Kedua, dalam kasus ketika jawaban masalah bisa dicukupi oleh 'ibārah al-kitāb (ungkapan teks kitab rujukan) dan di sana terdapat lebih dari satu qaul/wajah, maka dilakukan taqrīr jama'i (penetapan secara kolektif) untuk memilih satu qaul/wajah yang dianggap lebih valide. Perbedaan pendapat diselesaikan dengan memilih secara hirarkis sebagai berikut; 1)pendapat yang disepakati asy-Syaikhani (al-Nawawi dan Rofi’i), 2)pendapat yang dipegang oleh al-Nawawi saja, 3) pendapat yang dipegang oleh Rafi’I saja, 4)pendapat yang didukung oleh mayoritas ulama, 5)pendapat ulama yang terpandai, 6)pendapat ulama yang paling wara’.
Ketiga, dalam kasus tidak ada qaul/wajah sama sekali yang dapat memberikan penyelesaian, maka dilakukan prosedur ilhāqul masāil bi naza'iriha37(mempersamakan masalah-masalah dengan masalah-masalah lain yang mempunyai kemiripan) secara jama'i (kolektif) oleh para ahlinya. Prosedur yang ketiga ini dilakukan dengan mengikuti logika analogi dalam metode al-qiyās. Prosedur ini sering disebut sebagai metode “al-qiyās” khas Nahdlatul Ulama. Betapapun dinamisnya, metode ini masih belum beranjak dari kerikatan dengan teks fiqh tanpa mempertimbangkan konteks masing-masing masalah yang hendak dipersamakan hukumnya.
Keempat, dalam kasus tidak ada satu qaul/wajah sama sekali dan tidak mungkin dilakukan ilhāqul masāil bi naza'iriha38 (mempersamakan masalah-masalah dengan masalah-masalah lain yang mempunyai kemiripan) secara jama'i (kolektif), maka bisa dilakukan istinbat jama'i39 (menggali hukum dari sumbernya secara kolektif) dengan prosedur bermazhab secara manhaji (metodologis) oleh para ahlinya. Metode ini secara operasional dilakukan dengan cara mengalisa masalah menggunakan perangkat metodologis teori-teori dalam uşūl fiqh dan qawāidul fiqhiyyah. Dari hirarki tersebut dapat dipahami bahwa arus utama prosedur yang digunakan oleh Lembaga Bahtsul Masail NU masih bersifat tekstual.

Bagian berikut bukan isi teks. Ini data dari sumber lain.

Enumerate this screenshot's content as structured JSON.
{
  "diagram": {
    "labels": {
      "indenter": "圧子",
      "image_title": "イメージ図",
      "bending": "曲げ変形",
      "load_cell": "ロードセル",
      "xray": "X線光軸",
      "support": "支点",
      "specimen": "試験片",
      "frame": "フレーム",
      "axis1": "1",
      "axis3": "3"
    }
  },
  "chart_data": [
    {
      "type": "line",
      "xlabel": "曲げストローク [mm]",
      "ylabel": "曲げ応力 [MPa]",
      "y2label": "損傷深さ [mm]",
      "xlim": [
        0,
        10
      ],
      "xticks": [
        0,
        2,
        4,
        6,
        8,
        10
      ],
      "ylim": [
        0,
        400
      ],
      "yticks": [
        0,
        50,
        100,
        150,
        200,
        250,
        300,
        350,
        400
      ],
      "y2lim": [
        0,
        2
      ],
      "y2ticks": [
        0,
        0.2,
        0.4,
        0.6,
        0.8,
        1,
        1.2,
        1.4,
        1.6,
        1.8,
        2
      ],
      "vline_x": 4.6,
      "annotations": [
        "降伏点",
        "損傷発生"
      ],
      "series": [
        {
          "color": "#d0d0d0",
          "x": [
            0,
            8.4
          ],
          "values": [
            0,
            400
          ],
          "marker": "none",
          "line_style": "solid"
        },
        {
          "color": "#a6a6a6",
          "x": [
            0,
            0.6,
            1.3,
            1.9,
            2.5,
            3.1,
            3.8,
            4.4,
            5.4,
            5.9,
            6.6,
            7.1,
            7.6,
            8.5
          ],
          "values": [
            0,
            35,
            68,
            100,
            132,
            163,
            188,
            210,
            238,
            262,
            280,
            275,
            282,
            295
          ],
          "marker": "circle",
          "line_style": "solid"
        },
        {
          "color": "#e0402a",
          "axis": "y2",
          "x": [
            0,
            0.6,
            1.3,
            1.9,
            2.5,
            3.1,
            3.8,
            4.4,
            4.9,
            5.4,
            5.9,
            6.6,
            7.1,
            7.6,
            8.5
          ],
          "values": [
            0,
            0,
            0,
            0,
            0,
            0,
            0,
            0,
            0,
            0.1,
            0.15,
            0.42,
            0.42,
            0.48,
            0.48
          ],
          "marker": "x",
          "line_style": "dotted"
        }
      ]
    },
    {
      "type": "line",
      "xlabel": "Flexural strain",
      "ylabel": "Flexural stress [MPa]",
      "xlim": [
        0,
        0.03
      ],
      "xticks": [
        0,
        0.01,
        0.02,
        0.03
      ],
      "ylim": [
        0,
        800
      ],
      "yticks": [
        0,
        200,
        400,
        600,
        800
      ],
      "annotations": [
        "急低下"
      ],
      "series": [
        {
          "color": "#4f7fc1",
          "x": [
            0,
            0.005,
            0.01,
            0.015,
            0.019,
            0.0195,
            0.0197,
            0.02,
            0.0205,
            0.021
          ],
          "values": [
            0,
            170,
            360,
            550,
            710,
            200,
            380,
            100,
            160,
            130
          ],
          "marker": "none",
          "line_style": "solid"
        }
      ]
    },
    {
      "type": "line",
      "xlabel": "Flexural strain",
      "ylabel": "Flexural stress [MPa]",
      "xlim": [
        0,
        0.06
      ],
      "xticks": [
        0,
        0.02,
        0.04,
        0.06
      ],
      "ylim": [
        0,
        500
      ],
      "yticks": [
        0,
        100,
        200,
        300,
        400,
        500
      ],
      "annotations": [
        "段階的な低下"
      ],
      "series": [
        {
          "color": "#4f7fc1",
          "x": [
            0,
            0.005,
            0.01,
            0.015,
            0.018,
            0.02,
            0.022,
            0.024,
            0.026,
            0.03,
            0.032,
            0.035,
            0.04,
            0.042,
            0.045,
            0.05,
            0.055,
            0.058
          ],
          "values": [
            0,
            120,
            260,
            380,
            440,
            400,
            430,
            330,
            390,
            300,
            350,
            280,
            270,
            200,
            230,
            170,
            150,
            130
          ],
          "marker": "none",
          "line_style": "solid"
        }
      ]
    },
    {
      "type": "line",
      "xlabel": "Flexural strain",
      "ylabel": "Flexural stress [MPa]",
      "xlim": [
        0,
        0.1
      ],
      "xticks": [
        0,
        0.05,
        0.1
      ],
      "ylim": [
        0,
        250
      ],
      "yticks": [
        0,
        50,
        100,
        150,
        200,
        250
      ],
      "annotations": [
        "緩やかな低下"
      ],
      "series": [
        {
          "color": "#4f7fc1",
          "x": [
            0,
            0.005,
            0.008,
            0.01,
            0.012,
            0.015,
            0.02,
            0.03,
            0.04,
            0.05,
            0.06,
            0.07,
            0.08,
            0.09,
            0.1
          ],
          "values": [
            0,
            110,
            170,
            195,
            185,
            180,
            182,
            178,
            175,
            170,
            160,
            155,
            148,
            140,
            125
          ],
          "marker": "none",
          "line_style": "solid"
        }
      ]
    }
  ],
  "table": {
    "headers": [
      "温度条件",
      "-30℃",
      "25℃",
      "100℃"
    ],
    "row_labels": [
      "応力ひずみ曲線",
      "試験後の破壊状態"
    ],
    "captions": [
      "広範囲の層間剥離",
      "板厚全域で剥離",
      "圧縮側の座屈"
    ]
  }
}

2. Hirarki dan Sifat Keputusan
Ketetapan hukum yang dihasilkan di lingkungan Nahdlatul Ulama hanya bersifat sebagai fatwa yang diambil dalam rangka memberikan jawaban terhadap kasus yang terjadi di tengah masyarakat. Dengan demikian tidak ada keharusan bagi setiap warga Nahdlatul Ulama tunduk pada hasil keputusan hukum tersebut. Begitu pula tidak ada tata urutan yang secara hirarki dapat membedakan dari segi kekuatan hukum antara yang satu dengan yang lain. Hal ini dilatarbelakangi bahwa apa pun hasil keputusan hukum yang telah dihasilkan dalam bahsul masail (kajian masalah) baik dalam tingkatan Muktamar, Munas, Konfrensi, maupun yang lain adalah tidak ubahnya sebagai hasil ijtihad.40
Oleh karenanya seluruh keputusan bahsul masail di lingkungan Nahdlatul Ulama yang diambil dengan prosedur yang telah disepakati dalam Munas 1992, baik diselenggarakan dalam struktur organisasi maupun di luarnya mempunyai kedudukan yang sederajad dan tidak saling membatalkan.41 Suatu hasil keputusan bahsul masail dianggap mempunyai kekuatan daya ikat (secara moral bagi warga NU) lebih tinggi setelah disahkan oleh Pengurus Besar Syuriah NU tanpa harus menunggu Munas Alim Ulama maupun Muktamar.42 Adapun sifat keputusan dalam bahsul masail tingkat Munas dan tingkat Muktamar adalah untuk mengesahkan rancangan keputusan yang telah dipersiapkan sebelumnya dan atau diperuntukkan bagi keputusan yang dinilai akan mempunyai dampak yang luas dalam segala bidang.43
Macam-macam bahsul masail dapat dipetakan dengan mengikuti ragam permusyawaratan organisasi yang meliputi empat tingkatan yakni (1)tingkat pusat/berskala nasional terdiri dari Muktamar, Musyawarah Nasional Alim-ulama, Konfrensi Besar; (2)tingkat wilayah/setingkat propinsi, permusyawaratan (termasuk bahsul masail) dilaksanakan dalam Konfrensi Wilayah; (3)tingkat cabang/kabupaten dan kecamatan bahsul masail dilakukan melalui forum Konfrensi Cabang (untuk tingkatcabang/kabupaten dan kotamadya), dan Konfrensi Majelis Wakil Cabang (untuk tingkat majelis wakil cabang/kecamatan); (4) tingkat desa pembahasan tentang masalah-masalah keagamaan dilaksanakan dalam forum Rapat Anggota.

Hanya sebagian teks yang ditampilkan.